I visited the abandoned hyperloop site after defcon this year. It looked like they just left work one day and never came back. There was no security and the perimeter fence was open.

The site foreman for the powerplant next door didn't recognize my truck and said hi. Being isolated in the desert has gotta be a hard job.

@Risknc

The Hyperloop was not feasible thru the necessity of simple physics. We aren't even close to the tech to provide the pressure gradient in the tube that would be needed. It was all a 1960s Popular Mechanics fever-dream, less feasible by far than the monorail, which ran into its own brick wall in terms of practicality. Most of Musk's stuff is revisioned Pop Mechanics, some things better than others, but he's not original, by any means.

Musk got some press from it, and that's all he wanted, I think. It will become archeology fodder.

@skydog so uh. We used an orelikon water ring pump to pull a 10^-3 torr vacuum on a 500m section of 10' diameter tube in about an hour.

It worked just fine. This rough vacuum could easily support speeds up to the transonic regime around 300m/s.

The physics are pretty simple and this system was implemented and tested at speed (though lower top speed due to how short the first track was).

@skydog but please let me know why you seem to think it's not feasible.

I did design the primary structure and we got it built in a few months with minimal tooling.

I'm pretty sure with a better sales team there'd even be some infrastructure routes that would benefit from the tech. The pricing has to be low though and that wasn't enough of a focus at VH1

@skydog also it's possible to go supersonic if you build a special transition region that would swallow the standing shock around the vehicle, much like the variable geometry inlet on the sr-71 engines, but inside out.

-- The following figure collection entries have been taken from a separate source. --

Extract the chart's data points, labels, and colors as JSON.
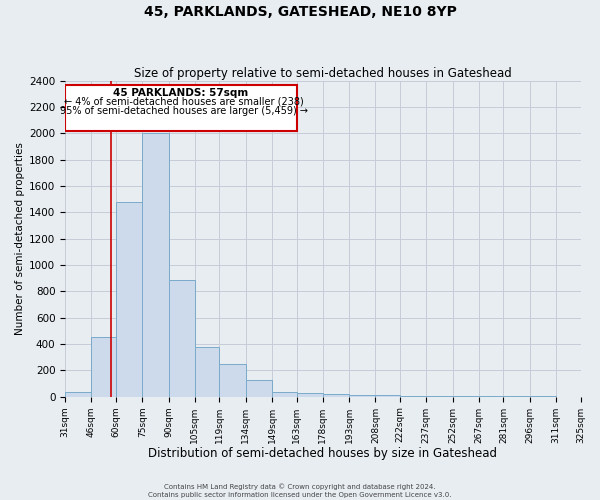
{
  "title": "45, PARKLANDS, GATESHEAD, NE10 8YP",
  "subtitle": "Size of property relative to semi-detached houses in Gateshead",
  "xlabel": "Distribution of semi-detached houses by size in Gateshead",
  "ylabel": "Number of semi-detached properties",
  "bin_edges": [
    31,
    46,
    60,
    75,
    90,
    105,
    119,
    134,
    149,
    163,
    178,
    193,
    208,
    222,
    237,
    252,
    267,
    281,
    296,
    311,
    325
  ],
  "bar_heights": [
    35,
    450,
    1480,
    2000,
    890,
    375,
    250,
    130,
    35,
    25,
    20,
    15,
    10,
    8,
    5,
    5,
    3,
    2,
    2,
    1
  ],
  "bar_color": "#ccdaeb",
  "bar_edge_color": "#7aaaca",
  "grid_color": "#c5cdd8",
  "background_color": "#e8edf2",
  "red_line_x": 57,
  "annotation_title": "45 PARKLANDS: 57sqm",
  "annotation_line1": "← 4% of semi-detached houses are smaller (238)",
  "annotation_line2": "95% of semi-detached houses are larger (5,459) →",
  "annotation_box_color": "#ffffff",
  "annotation_border_color": "#cc0000",
  "ylim": [
    0,
    2400
  ],
  "yticks": [
    0,
    200,
    400,
    600,
    800,
    1000,
    1200,
    1400,
    1600,
    1800,
    2000,
    2200,
    2400
  ],
  "tick_labels": [
    "31sqm",
    "46sqm",
    "60sqm",
    "75sqm",
    "90sqm",
    "105sqm",
    "119sqm",
    "134sqm",
    "149sqm",
    "163sqm",
    "178sqm",
    "193sqm",
    "208sqm",
    "222sqm",
    "237sqm",
    "252sqm",
    "267sqm",
    "281sqm",
    "296sqm",
    "311sqm",
    "325sqm"
  ],
  "footer1": "Contains HM Land Registry data © Crown copyright and database right 2024.",
  "footer2": "Contains public sector information licensed under the Open Government Licence v3.0."
}
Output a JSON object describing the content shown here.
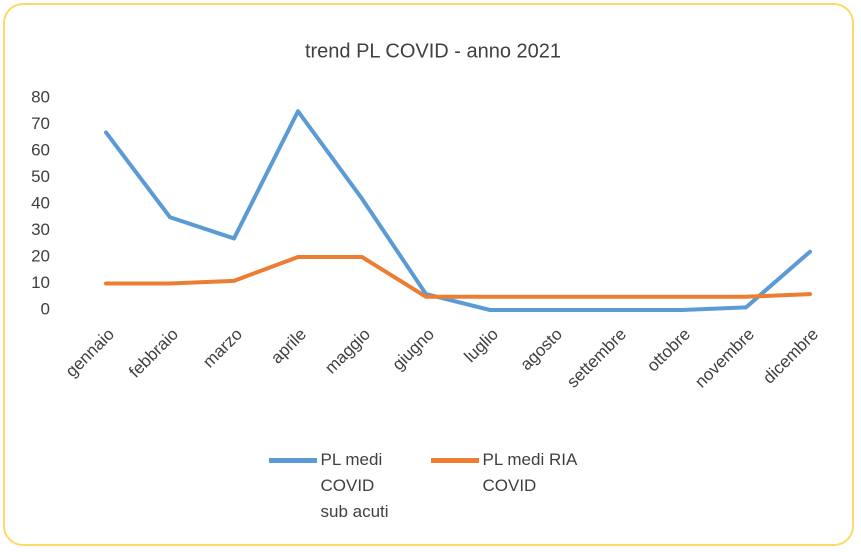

You do have to time the transitions to happen at the right location on the track, which would be difficult for emergency stops.

@Risknc

Thank you for the bother going into addressing my post. Obviously, your specific knowledge level will be far above mine.

It's not feasible, in my opinion, because of scale, the precision of fit, and cycle life. Expanding the route to full distance will create a pressure vessel that cannot maintain a near vacuum (1mb, is it?). It has to be designed of materials that can withstand rapid pressure gradient spikes, as well as the constant pressure on the vacuum vessel. In aircraft ops (my old stomping ground), the tube is constrained by the frame a/c cycles of ~50,000 ('70's tek), and accidents have shown this to roughly correlate to the pressure cycle limit. Any aberration in the tube itself can be catastrophic.

How many cycles a day would such a system operate at, and I'm assuming one way transit? The icing is the Musk business model, which you've evidently run into, as well.

Beyond that, I'll link from a source that might be good. https://interestingengineering.com/transportation/biggest-challenges-stand-in-the-way-of-hyperloop.

The Biggest Challenges That Stand in the Way of Hyperloop

On paper, the Hyperloop is an engineering marvel that promises to set supersonic travel underground. The system is proposed to carry people around the

Interesting Engineering

@Risknc

Trying to force a system like this thru transonic into supersonic sounds like an interesting problem, but I think that would multiply the stresses involved with concomitant drastic reduction on the cycles the material used could withstand. In short, fatigue and leakage are the two biggest hurdles. After that, the infrastructure for creation of full track vacuum seems a challenge.

The whole idea has (and has had for over a century) a fascination in the popular imagination, and I'm of the opinion that this is the sole reason Elon Musk was interested in the project...selling the idea, over selling the product.

@skydog low carbon steel has an infinite cycle life below it's endurance limit.

We designed the tube with this in mind. If you maintain FS of 3 on yield and 4 on ultimate you'll never have problems with fatigue from cyclic loading, we were around 10, because the system is stiffness driven rather than strength. Deflection is the more critical driving design constraint, and the sag directly drives vehicle suspension design.